Asked “if he recognized a problem with Rodrigues lying on the floor paralyzed, absent medical treatment” for more than five hours, Le told investigators he believed that paramedics and even EMTs probably have more experience with head injuries than medical doctors do.

The Times was unable to reach Le, Velasco or Ananias for comment. Interviewed by investigators in the wake of the incident, Dr. Michael Barsom, then medical director and now interim head of the hospital, described Ananias as “one of his best psychiatrists.”

Experts say that treating patients within six hours after a spinal injury can be crucial to stemming damage.

The federal court monitor, Mohamed El Sabaawi, faulted the on-duty doctor in a December court declaration, saying the physician had “delayed treatment for several hours to a person who broke their spine.”
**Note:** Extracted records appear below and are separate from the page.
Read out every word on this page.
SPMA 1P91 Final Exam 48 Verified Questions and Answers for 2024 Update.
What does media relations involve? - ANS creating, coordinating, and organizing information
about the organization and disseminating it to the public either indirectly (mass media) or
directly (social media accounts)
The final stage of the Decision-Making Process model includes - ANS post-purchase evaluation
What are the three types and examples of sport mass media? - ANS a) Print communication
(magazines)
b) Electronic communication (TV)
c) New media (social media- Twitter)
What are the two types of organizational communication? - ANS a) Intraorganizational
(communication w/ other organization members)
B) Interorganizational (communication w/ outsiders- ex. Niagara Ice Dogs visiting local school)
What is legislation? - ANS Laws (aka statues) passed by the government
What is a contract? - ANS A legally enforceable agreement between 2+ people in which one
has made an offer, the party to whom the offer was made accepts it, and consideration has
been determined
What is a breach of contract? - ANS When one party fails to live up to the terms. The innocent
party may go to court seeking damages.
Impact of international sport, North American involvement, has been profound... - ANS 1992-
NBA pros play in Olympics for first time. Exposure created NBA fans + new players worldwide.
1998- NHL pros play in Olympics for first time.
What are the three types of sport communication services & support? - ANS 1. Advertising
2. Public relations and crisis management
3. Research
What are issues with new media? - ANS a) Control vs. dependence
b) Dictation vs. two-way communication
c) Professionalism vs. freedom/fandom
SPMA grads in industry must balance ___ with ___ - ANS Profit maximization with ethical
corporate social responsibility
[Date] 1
He noted that even before the incident he had told the hospital that this doctor — whom he did not identify by name — “was failing to provide people with minimally adequate care.” But the hospital, he said, “ignored my warnings.”

Of the dozen key staff members whose actions were faulted by investigators in the Rodrigues case, Le and another person retired and four — including Velasco — have resigned. The others still work at the hospital, including Ananias.

The investigators’ draft conclusions that seven employees violated state law against “any negligence, recklessness, or intentional act which results in the death of a patient” were stricken from later versions, along with nearly all their recommendations.

A parallel probe into possible criminal negligence was dropped, the sources familiar with the investigation said.